On-air personalities currently hosting programs on Y106.5 include The Wake Up Call with Big Red & Dana, Joe Malone, Greg Lee and Kim Carr. Previous on-air personalities have included Eric Westphal, John Harry, Kimberlee Ann, Brad Austin, Ed Paulson, Ritch Cassidy, Kelli Martin, Mark Skibba, Ken Steckbauer, Lou Stewart, John Jost, and many others.

Night time programming is the nationally syndicated Nights with Elaina out of Nashville.
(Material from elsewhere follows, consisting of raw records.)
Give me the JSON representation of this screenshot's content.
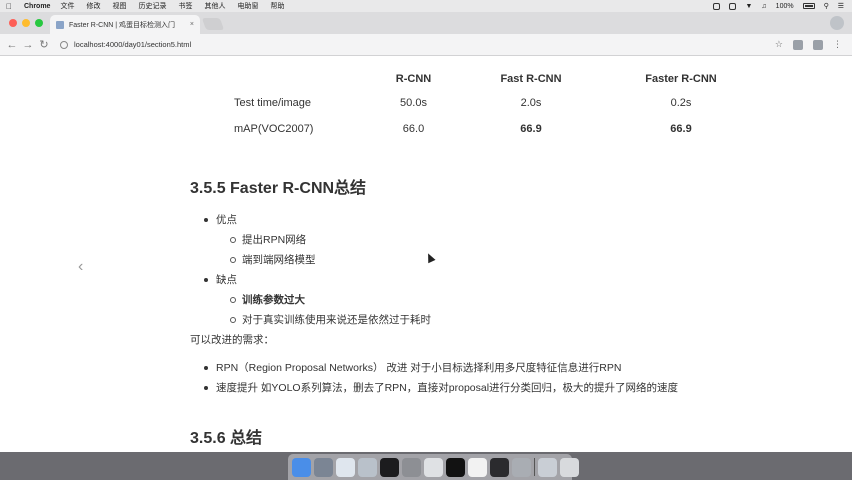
{
  "menubar": {
    "app": "Chrome",
    "items": [
      "文件",
      "修改",
      "视图",
      "历史记录",
      "书签",
      "其他人",
      "电助窗",
      "帮助"
    ],
    "battery": "100%"
  },
  "tab": {
    "title": "Faster R-CNN | 鸡蛋目标检测入门"
  },
  "address": {
    "url": "localhost:4000/day01/section5.html"
  },
  "table": {
    "headers": [
      "",
      "R-CNN",
      "Fast R-CNN",
      "Faster R-CNN"
    ],
    "rows": [
      [
        "Test time/image",
        "50.0s",
        "2.0s",
        "0.2s"
      ],
      [
        "mAP(VOC2007)",
        "66.0",
        "66.9",
        "66.9"
      ]
    ]
  },
  "section355": {
    "title": "3.5.5 Faster R-CNN总结",
    "items": [
      {
        "level": 1,
        "text": "优点"
      },
      {
        "level": 2,
        "text": "提出RPN网络"
      },
      {
        "level": 2,
        "text": "端到端网络模型"
      },
      {
        "level": 1,
        "text": "缺点"
      },
      {
        "level": 2,
        "text": "训练参数过大",
        "bold": true
      },
      {
        "level": 2,
        "text": "对于真实训练使用来说还是依然过于耗时"
      }
    ]
  },
  "improve": {
    "label": "可以改进的需求：",
    "items": [
      "RPN（Region Proposal Networks） 改进 对于小目标选择利用多尺度特征信息进行RPN",
      "速度提升 如YOLO系列算法，删去了RPN，直接对proposal进行分类回归，极大的提升了网络的速度"
    ]
  },
  "section356": {
    "title": "3.5.6 总结"
  },
  "colors": {
    "traffic_close": "#fd5f57",
    "traffic_min": "#febc2e",
    "traffic_max": "#28c840"
  }
}
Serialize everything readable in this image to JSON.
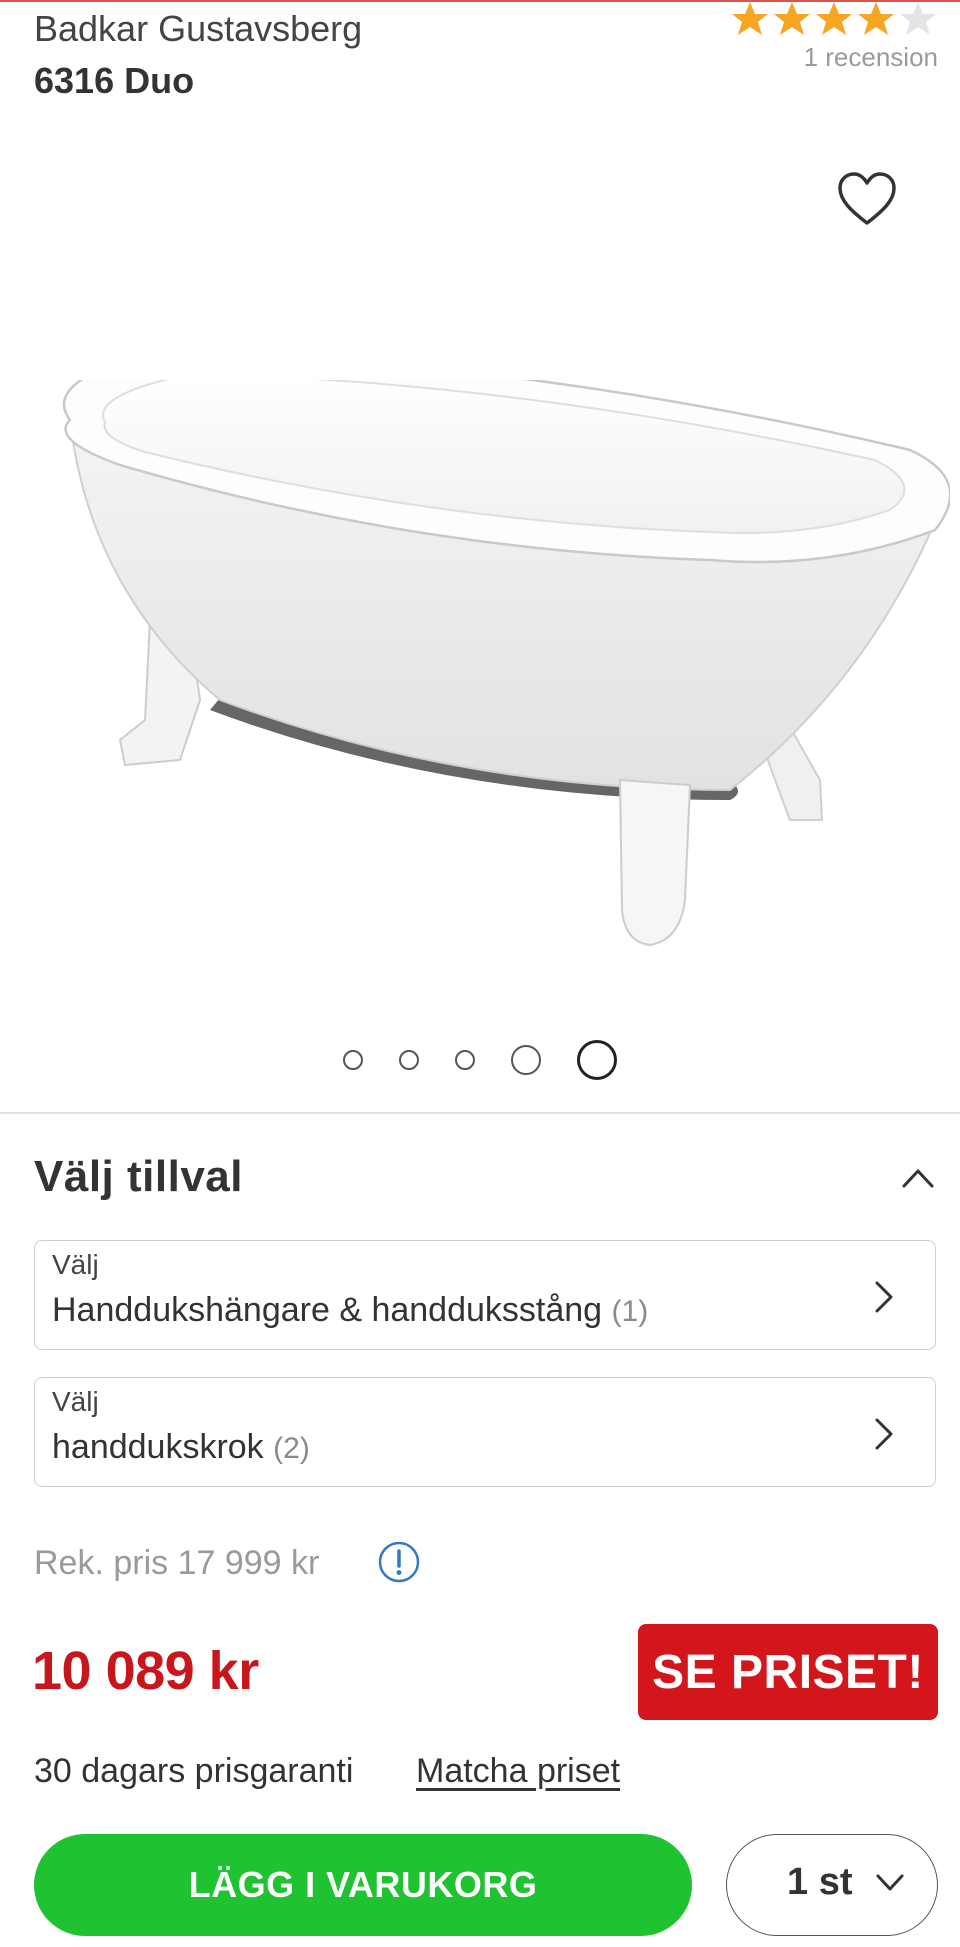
{
  "product": {
    "brand": "Badkar Gustavsberg",
    "model": "6316 Duo",
    "rating": 4,
    "rating_max": 5,
    "review_count": "1 recension",
    "star_color": "#f5a623"
  },
  "gallery": {
    "image_count": 5,
    "active_index": 5
  },
  "options": {
    "title": "Välj tillval",
    "items": [
      {
        "label": "Välj",
        "value": "Handdukshängare & handduksstång",
        "count": "(1)"
      },
      {
        "label": "Välj",
        "value": "handdukskrok",
        "count": "(2)"
      }
    ]
  },
  "pricing": {
    "recommended": "Rek. pris 17 999 kr",
    "price": "10 089 kr",
    "badge": "SE PRISET!",
    "guarantee": "30 dagars prisgaranti",
    "match": "Matcha priset",
    "price_color": "#c8161d"
  },
  "cart": {
    "add_label": "LÄGG I VARUKORG",
    "quantity": "1 st",
    "button_color": "#1fc231"
  }
}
Weekend programs include the “Saturday Morning Polka Party” hosted by Don Wayerski and Ben Jammin. The show is LIVE Saturday mornings from 7am -10am. Each Saturday Y106.5 has the best mix of Old-Time Music, Requests, Dedications, Information on Community Events and More! Saturday nights is the nationally syndicated B-Dub Radio. Sunday mornings is the weeks biggest hits on the American Country Countdown with Kix Brooks and Sunday nights is Country Gold with Steve Harmon featuring the biggest country hits of the 80’s, 90’s and 2000’s.

==25th birthday==
In November 2010, Y106.5 celebrated its 25th Birthday in Central Wisconsin. National recording artist Jerrod Niemann performed as part of the ceremonies which included the giving away of a 1985 Chevy pick-up truck to a lucky listener. WYTE first signed on as a country station in the fall of 1985 on the old 96.7 frequency. WLJY and WYTE flipped frequencies in August 2006 with WLJY then residing at 96.7. In late 2011, WLJY became WHTQ / "Hot 96-7".